Sunday, November 10, 2013

Rankings explanation

In my BYU-Wisconsin glog comments, Brian made the point that S Carolina was way overrated purely because of their preseason rankings.  He's right (of course), and so I was thinking about how to do some sort of rankings that was purely based on this season's accomplishments and not some historic or conference bias.  I thought of the RPI which is used in basketball to some extent, so I decided to make my own.  I don't particularly trust the BCS "computer" rankings because the correlation of the AP rankings to the computer rankings is too high, so there HAS to be some sort of bias in their algorithm.

For my job, I do lots of data analysis, so this was right up my alley.  I found a website that has all of the FBS teams and results for the season, pasted it into Excel, wrote a macro to get it into database format, then imported into SQL Server. 

First, I did an initial calculation based on records and margins of victory.  This would change week to week, for example after week 1, BYU's loss to Virginia wasn't that bad because Virginia was 1-0, but as Virginia kept losing and losing, it got worse and worse.  The initial calculation would be the driver for strength of schedule (SOS). Each team was assigned a factor.

I then did the same analysis, but this time adding the SOS factor as the key driver.  Each game was assigned a value.  The highest value was FSU's victory over Clemson, and the lowest was South Florida's big loss to McNeese St (FCS team).  Each FCS team was considered equal to the worst FBS team, which I know isn't terribly accurate, but you have to make assumptions when you don't have data.

Then I averaged all of these values and got the rankings.  You'll see that my rankings are not too different than this week's BCS rankings.  The main noticeable difference is that FSU is #1, but the biggest difference is LSU, who is 32nd in my rankings.  S Carolina is only off by 3, UCLA is overrated by 7 spots, and ASU is underrated by 8 spots.  Overall, this is the difference by conference for top 25 rankings:


SEC 24
ACC -3
Pac 1
Big 10 -3
NA -2
Big 12 -5

You can see that the SEC, as I suspected, is overrated by an overall 24 spots, LSU the biggest offender.  Most of the other conferences are pretty accurate, although the Big 12 is slightly underrated.  "NA" is everybody not in those 5 conferences.

I was working on the data through week 11 for most of my analysis, but about 2 hours ago the website was updated.  Through week 11, BYU would have been ranked 17th, and Wisconsin 18th.
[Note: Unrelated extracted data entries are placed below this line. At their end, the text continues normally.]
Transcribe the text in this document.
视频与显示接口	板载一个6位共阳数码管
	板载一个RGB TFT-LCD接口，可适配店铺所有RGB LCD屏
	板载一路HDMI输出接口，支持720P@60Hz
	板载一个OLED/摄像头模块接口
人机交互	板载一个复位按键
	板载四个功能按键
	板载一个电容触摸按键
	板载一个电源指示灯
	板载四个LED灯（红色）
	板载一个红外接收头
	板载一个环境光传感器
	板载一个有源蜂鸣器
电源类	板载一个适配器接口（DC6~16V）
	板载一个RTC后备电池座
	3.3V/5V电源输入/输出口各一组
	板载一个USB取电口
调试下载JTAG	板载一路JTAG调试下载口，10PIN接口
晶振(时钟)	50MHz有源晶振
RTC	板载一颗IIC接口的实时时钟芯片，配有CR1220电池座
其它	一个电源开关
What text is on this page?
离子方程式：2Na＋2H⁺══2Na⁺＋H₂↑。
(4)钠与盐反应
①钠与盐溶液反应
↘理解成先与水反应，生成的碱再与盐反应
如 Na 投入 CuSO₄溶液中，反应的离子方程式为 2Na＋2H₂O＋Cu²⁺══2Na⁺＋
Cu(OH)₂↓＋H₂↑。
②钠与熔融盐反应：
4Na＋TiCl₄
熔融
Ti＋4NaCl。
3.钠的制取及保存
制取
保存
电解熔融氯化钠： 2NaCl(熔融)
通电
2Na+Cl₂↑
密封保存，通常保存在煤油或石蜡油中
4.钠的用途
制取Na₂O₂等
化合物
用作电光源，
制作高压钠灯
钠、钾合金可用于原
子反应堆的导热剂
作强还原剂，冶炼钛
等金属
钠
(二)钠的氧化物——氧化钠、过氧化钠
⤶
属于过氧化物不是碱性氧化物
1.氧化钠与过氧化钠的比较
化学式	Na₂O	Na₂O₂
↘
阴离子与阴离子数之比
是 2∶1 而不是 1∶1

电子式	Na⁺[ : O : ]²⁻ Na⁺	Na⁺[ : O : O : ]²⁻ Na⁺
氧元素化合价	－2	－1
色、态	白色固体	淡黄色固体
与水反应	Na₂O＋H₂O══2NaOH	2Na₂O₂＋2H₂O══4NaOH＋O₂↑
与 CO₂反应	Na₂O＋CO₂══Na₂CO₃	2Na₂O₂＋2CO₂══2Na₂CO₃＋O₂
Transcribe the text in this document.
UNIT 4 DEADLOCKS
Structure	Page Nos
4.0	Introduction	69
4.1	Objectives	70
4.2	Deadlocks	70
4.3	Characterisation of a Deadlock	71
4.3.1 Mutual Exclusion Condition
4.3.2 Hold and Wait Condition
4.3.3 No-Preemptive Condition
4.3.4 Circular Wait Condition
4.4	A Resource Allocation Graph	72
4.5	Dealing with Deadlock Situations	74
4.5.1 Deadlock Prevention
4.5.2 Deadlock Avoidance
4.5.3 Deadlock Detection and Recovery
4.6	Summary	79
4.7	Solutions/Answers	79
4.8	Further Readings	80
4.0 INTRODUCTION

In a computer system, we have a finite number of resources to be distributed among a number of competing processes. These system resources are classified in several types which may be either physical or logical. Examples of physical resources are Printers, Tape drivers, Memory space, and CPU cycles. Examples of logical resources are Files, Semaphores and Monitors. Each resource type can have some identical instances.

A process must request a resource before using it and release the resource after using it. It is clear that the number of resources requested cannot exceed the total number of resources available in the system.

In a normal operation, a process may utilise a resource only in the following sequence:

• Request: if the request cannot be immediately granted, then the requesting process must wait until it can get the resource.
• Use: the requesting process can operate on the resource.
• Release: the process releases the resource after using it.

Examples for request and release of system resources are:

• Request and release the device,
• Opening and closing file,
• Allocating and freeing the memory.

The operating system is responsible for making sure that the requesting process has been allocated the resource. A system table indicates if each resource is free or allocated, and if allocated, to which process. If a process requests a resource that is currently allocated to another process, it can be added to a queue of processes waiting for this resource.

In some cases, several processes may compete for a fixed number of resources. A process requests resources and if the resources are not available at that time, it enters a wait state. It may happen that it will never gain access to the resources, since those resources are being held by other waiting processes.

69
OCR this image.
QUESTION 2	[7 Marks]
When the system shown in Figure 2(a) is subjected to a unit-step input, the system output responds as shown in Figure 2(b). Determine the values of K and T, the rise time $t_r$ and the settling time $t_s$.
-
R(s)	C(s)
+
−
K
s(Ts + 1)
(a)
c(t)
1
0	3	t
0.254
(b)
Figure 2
In full disclosure, I did add *a little* conference bias.  I gave a slight edge to all teams from the major 5 conferences listed above for SOS, plus Notre Dame and BYU.  So this actually ends up being advantageous for the people playing these teams, not the actual teams.  I thought it helped reflect reality, because the worst team in the SEC is much better than the worst team in the smaller conferences.  But I didn't pick and choose the teams (aside from ND and BYU, since they are independent) who I gave the boost to, I just did it for all teams in those conferences, and it was all the same level of boost (1 factor point for the SOS - not that it means anything to you).

One major thing I have not yet considered is home field advantage, but I'm going to call it quits for this week because I've been doing this for almost 5 hours.  Hendrik's at his Aunt Amber's, Mel and Adelaide are in Texas, and I don't have much to do.  Let me know your thoughts - I'm open to suggestions for improvement, and would even share my code.

5 comments:

kurt said...

Seriously though, this is actually really cool and I really think it is an improvement upon any rankings college football actually uses. As of now I can't think of any improvements, I do know that it is extremely difficult to truly justify just how good certain football teams are. This is precisely why only a playoff can legitimately discern who any year's best team is.

Tyler Hansen said...

I would be interested in seeing the code.

phil said...

can i see the code too? what other data points are there?

Brian said...

That is pretty cool. I've seen some other computer rankings and they're pretty similar; but to have one that my own flesh and blood has come up with is awesome. One thing that is different is that you said you implement margin of victory, which probably accounts for why the Fla. St.-Clemson game was the best victory. They were talking about the most impressive victory during the Stanford-Oregon game. I thought Stanford's victory was more impressive, because Clemson was (as usual) totally overrated. In fact, they still are. The only real reason they're up as high as they are is the fact they beat Georgia, which isn't even ranked.

I wonder how the rankings would look had you not included that bias for teams from the Big 5 conferences (and BYU and Notre Dame)?

Paula said...

So has this become a purely sports blog?